Not every painting that Swenson creates is a Bob the Dog. He has a gentle, eclectic style that ranges from realistic landscapes and still-lifes of fruit to Van Gogh-ish fields and Chinese-influenced modernism.

His wife, Lizann, loved the Chinese countryside, and Swenson loved his wife, so they have spent the last three years living in the hinterlands of Yuxi, China. Yuxi is an hour bus ride from Kunming, the capital of Yunnan Province deep in southwestern China, near the Golden Triangle. Lizann teaches English at a Teachers College and Swenson paints and takes care of their 1-year-old adopted daughter, Natasha.

“All the art departments that I have ever seen in China are fabulous,” said Swenson. “In the ’50s in America when abstract impressionism happened, which I really love, people lost drawing skills. A lot of people never learned to draw and that’s a real important skill. In China, they never lost that sort of terrible social realism thing that everyone had practiced for a long time. They’ve kind of taken in that abstract impressionism stuff too, but the in the context of traditional skills.”

Swenson says he’s overwhelmed by China. His landscapes of China are a lot like Van Gogh without the absinthe-induced insanity. “This one ended up looking like California,” laughs Swenson. “It looks like Napa! Because I’m a California boy, that’s what happens. For me, my painting constantly goes in a bunch of different directions like that. Like trying to come to terms with my own thinking about the world and about life.

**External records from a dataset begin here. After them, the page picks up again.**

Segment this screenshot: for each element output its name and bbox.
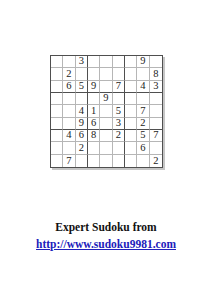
cell-r1c4 [88,56,100,68]
cell-r4c4 [88,93,100,105]
cell-r3c1 [51,81,63,93]
cell-r4c1 [51,93,63,105]
cell-r1c5 [100,56,112,68]
cell-r2c4 [88,68,100,80]
cell-r4c8 [137,93,149,105]
cell-r2c7 [125,68,137,80]
cell-r9c3 [76,155,88,167]
cell-r3c9: 3 [150,81,162,93]
cell-r2c3 [76,68,88,80]
cell-r7c2: 4 [63,130,75,142]
cell-r3c8: 4 [137,81,149,93]
cell-r8c6 [113,142,125,154]
cell-r1c6 [113,56,125,68]
cell-r2c6 [113,68,125,80]
cell-r9c4 [88,155,100,167]
cell-r6c7 [125,118,137,130]
cell-r7c9: 7 [150,130,162,142]
cell-r7c3: 6 [76,130,88,142]
cell-r5c9 [150,105,162,117]
cell-r1c1 [51,56,63,68]
cell-r3c3: 5 [76,81,88,93]
cell-r9c5 [100,155,112,167]
cell-r3c7 [125,81,137,93]
cell-r9c9: 2 [150,155,162,167]
cell-r6c5 [100,118,112,130]
cell-r9c7 [125,155,137,167]
cell-r3c5 [100,81,112,93]
cell-r4c6 [113,93,125,105]
cell-r7c8: 5 [137,130,149,142]
cell-r6c3: 9 [76,118,88,130]
cell-r8c2 [63,142,75,154]
cell-r6c1 [51,118,63,130]
footer: Expert Sudoku from http://www.sudoku9981… [0,221,212,252]
cell-r5c2 [63,105,75,117]
page: 39286597439415796324682572672 Expert Sud… [0,0,212,300]
cell-r4c9 [150,93,162,105]
cell-r3c6: 7 [113,81,125,93]
cell-r5c7 [125,105,137,117]
cell-r5c3: 4 [76,105,88,117]
cell-r7c5 [100,130,112,142]
cell-r5c6: 5 [113,105,125,117]
cell-r1c3: 3 [76,56,88,68]
cell-r4c3 [76,93,88,105]
cell-r8c7 [125,142,137,154]
cell-r7c6: 2 [113,130,125,142]
cell-r4c2 [63,93,75,105]
cell-r1c9 [150,56,162,68]
cell-r5c8: 7 [137,105,149,117]
cell-r6c2 [63,118,75,130]
cell-r8c8: 6 [137,142,149,154]
cell-r6c8: 2 [137,118,149,130]
cell-r8c9 [150,142,162,154]
cell-r8c4 [88,142,100,154]
cell-r3c4: 9 [88,81,100,93]
cell-r2c9: 8 [150,68,162,80]
cell-r9c6 [113,155,125,167]
cell-r7c4: 8 [88,130,100,142]
cell-r4c5: 9 [100,93,112,105]
cell-r2c8 [137,68,149,80]
cell-r9c2: 7 [63,155,75,167]
cell-r9c1 [51,155,63,167]
cell-r1c8: 9 [137,56,149,68]
puzzle-difficulty-title: Expert Sudoku from [0,221,212,234]
cell-r6c6: 3 [113,118,125,130]
cell-r4c7 [125,93,137,105]
cell-r1c2 [63,56,75,68]
cell-r8c5 [100,142,112,154]
cell-r7c1 [51,130,63,142]
cell-r5c1 [51,105,63,117]
cell-r2c1 [51,68,63,80]
cell-r1c7 [125,56,137,68]
cell-r9c8 [137,155,149,167]
cell-r7c7 [125,130,137,142]
cell-r6c9 [150,118,162,130]
cell-r8c1 [51,142,63,154]
cell-r2c2: 2 [63,68,75,80]
sudoku-board: 39286597439415796324682572672 [50,55,163,168]
source-url-link[interactable]: http://www.sudoku9981.com [36,238,176,251]
cell-r8c3: 2 [76,142,88,154]
cell-r6c4: 6 [88,118,100,130]
cell-r2c5 [100,68,112,80]
cell-r5c5 [100,105,112,117]
cell-r3c2: 6 [63,81,75,93]
cell-r5c4: 1 [88,105,100,117]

And also, just looking at stuff. There is a kind of belief that comes out of seeing and a kind of relationship with the world [that] comes out of seeing. The way things look are such a big part of life.”

Swenson, who is probably the tallest man in Yuxi, attracts a crowd when he paints outside. He has a deep affection for the Chinese people and their culture. The discipline and skill of modern Chinese artists are his inspiration.

“One of the interesting things about Chinese painters,” Swenson whispers as if he is telling a secret, “is they can put words in their paintings and it’s OK, but it is still very verboten if you are a fine artist in the West. It’s like an advertisement: you trying to sell Cokes? It’s hard for me, it makes me feel a little nervous. How can I put a word in a painting?

Not one to repel his instinct, Swenson’s most expressive paintings are a blend of French impressionism, Bay Area figurative and modern Chinese.

“A lot of the inspiration from my paintings comes from other painters and wanting to do their paintings!” shouted Swenson.

Swenson recently noticed that his paint palettes started taking an artistic life of their own. He manipulates them a bit and has them framed. “My part of the process is almost completely passive with these little abstract pieces,” explained Swenson as if he were describing a child. “They just sit around as places where I mix my paint, but now I’m starting to watch them. I manipulate them a little, but not very much at all; I just have to be alert and catch them.”

Swenson has been showing his art in China and the influx of successful businesses and young urban professionals that have appeared in the New China most often buy them.

He has had shows in San Francisco, Oregon, Taipei and this month at the 20th Street Art Gallery in Sacramento, where everything must go because the storage and freight charges back to China are pricey.

“That’s a problem,” laughed Swenson. “I live in China and my show is in Sacramento. What do I do with the paintings that don’t sell? They’ll be priced to sell.”